Publicado em: 5 Maio 2025

Por: Hervé Lancelin

Categoria: Crítica de arte

Tempo de leitura: 6 minutos

Justin Caguiat cria enormes telas abstratas onde figuras e formas orgânicas emergem de camadas estratificadas de cor. As suas composições caleidoscópicas, inspiradas tanto pelas gravuras japonesas como pelo simbolismo europeu, convidam o espectador a perder-se em paisagens oníricas que desafiam qualquer narrativa simples.

Ouçam-me bem, bando de snobs. Vivemos numa época em que a arte contemporânea muitas vezes se perde num narcisismo ostensivo, onde as obras são mais demonstrações de ego do que explorações verdadeiras. E então surge um artista como Justin Caguiat, este pintor filipino-japonês que transforma a tela num portal para outra dimensão. As suas enormes pinturas em tela não esticada transportam-nos para um universo caleidoscópico onde figuras e formas orgânicas parecem dançar à beira da nossa percepção.

As obras de Caguiat criam um vórtice cromático. As suas superfícies estratificadas de óleo e por vezes de gouache evocam ecos distantes de Odilon Redon, como se este tivesse continuado a pintar noutra vida, sob efeito de psicotrópicos.

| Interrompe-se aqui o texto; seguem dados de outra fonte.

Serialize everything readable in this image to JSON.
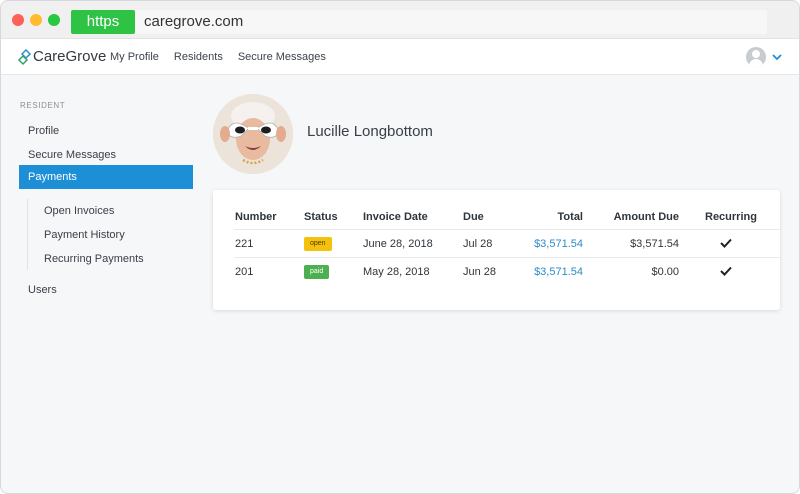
{
  "browser": {
    "protocol": "https",
    "url": "caregrove.com"
  },
  "header": {
    "brand": "CareGrove",
    "nav": [
      "My Profile",
      "Residents",
      "Secure Messages"
    ]
  },
  "sidebar": {
    "section_label": "RESIDENT",
    "items": [
      {
        "label": "Profile"
      },
      {
        "label": "Secure Messages"
      },
      {
        "label": "Payments"
      }
    ],
    "sub_items": [
      {
        "label": "Open Invoices"
      },
      {
        "label": "Payment History"
      },
      {
        "label": "Recurring Payments"
      }
    ],
    "bottom_item": {
      "label": "Users"
    }
  },
  "resident": {
    "name": "Lucille Longbottom"
  },
  "invoices": {
    "headers": {
      "number": "Number",
      "status": "Status",
      "invoice_date": "Invoice Date",
      "due": "Due",
      "total": "Total",
      "amount_due": "Amount Due",
      "recurring": "Recurring"
    },
    "rows": [
      {
        "number": "221",
        "status": "open",
        "invoice_date": "June 28, 2018",
        "due": "Jul 28",
        "total": "$3,571.54",
        "amount_due": "$3,571.54",
        "recurring": true
      },
      {
        "number": "201",
        "status": "paid",
        "invoice_date": "May 28, 2018",
        "due": "Jun 28",
        "total": "$3,571.54",
        "amount_due": "$0.00",
        "recurring": true
      }
    ]
  },
  "colors": {
    "accent": "#1d8fd6",
    "link": "#2e8bc9",
    "status_open": "#f4c20d",
    "status_paid": "#4caf50",
    "protocol_badge": "#2ec345"
  },
  "icons": [
    "caregrove-logo-icon",
    "user-avatar-icon",
    "chevron-down-icon",
    "checkmark-icon"
  ]
}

Esta ressonância não é fortuita: Caguiat bebe abertamente da herança simbolista, desses artistas do final do século XIX que, como ele, se voltavam para as fontes de encantamento e mistério num mundo dominado por um capitalismo desenfreado.

Há algo de profundamente cinematográfico no trabalho de Caguiat. As suas telas funcionam como um cinema a câmara lenta, um “slow cinema” para retomar a expressão usada numa exposição recente [1]. Não é por acaso que o artista explorou outros meios como o vídeo, nomeadamente na sua obra “Carnival” filmada há cerca de uma década com uma câmara VHS. Nas suas pinturas, os pigmentos oxidam lentamente, as cores evoluem subtilmente ao longo do tempo, criando uma experiência visual que escapa à reprodução e exige uma contemplação prolongada. A reprodução fotográfica das suas obras está condenada ao fracasso, é preciso vê-las pessoalmente, seguir com os olhos as constelações de cores que se derramam sobre planos de tela não esticada.

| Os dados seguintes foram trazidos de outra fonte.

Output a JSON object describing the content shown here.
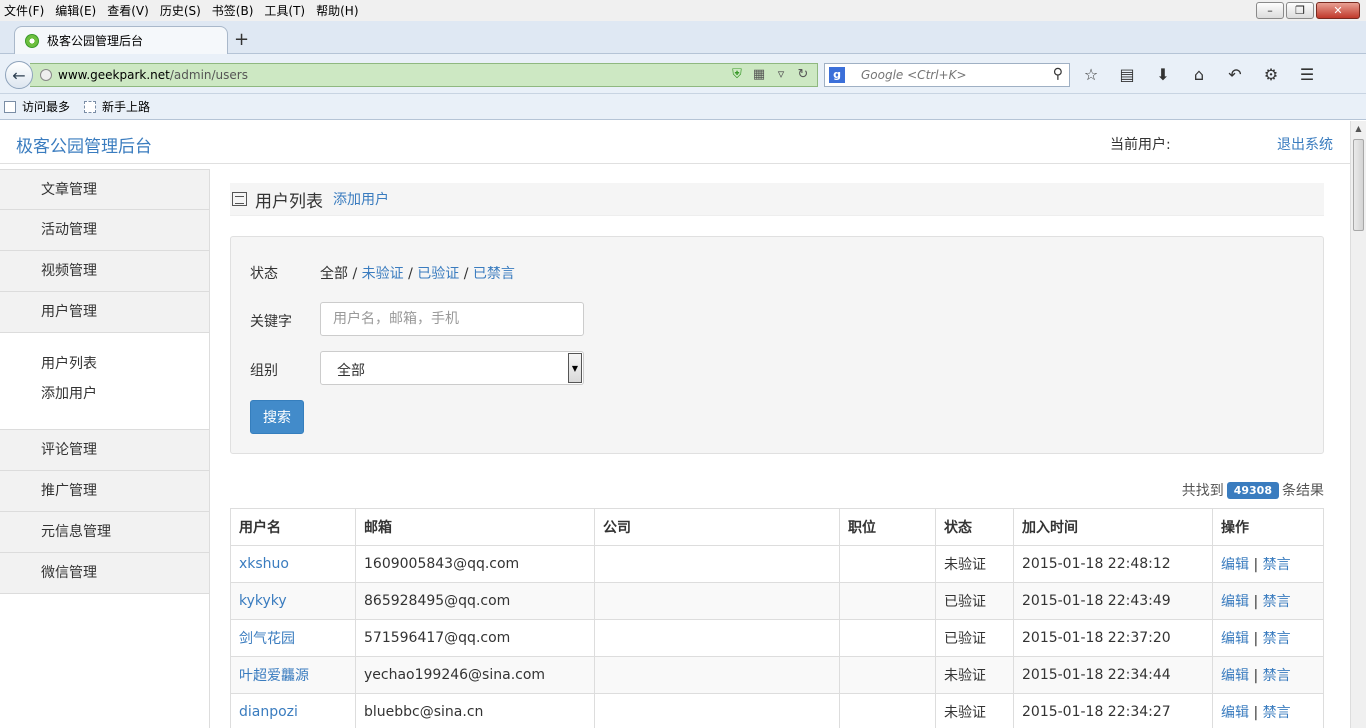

A estratégia de Caguiat é brilhante: usa a abstração como método para reduzir o potencial de interpretação. O próprio artista admite separar a linguagem, particularmente a descrição, da sua prática no atelier, para se libertar da obrigação de explicar ou descrever uma obra antes de esta estar concluída. Esta resistência à narratividade é paradoxal, pois as suas pinturas são ricas em significado, ao mesmo tempo que desafiam a linguagem. Como a artista Charline von Heyl expressou tão bem: “Refletir sobre pintura é sempre voltar a este núcleo de estupidez onde se sabe algo sem conseguir nomeá-lo” [2].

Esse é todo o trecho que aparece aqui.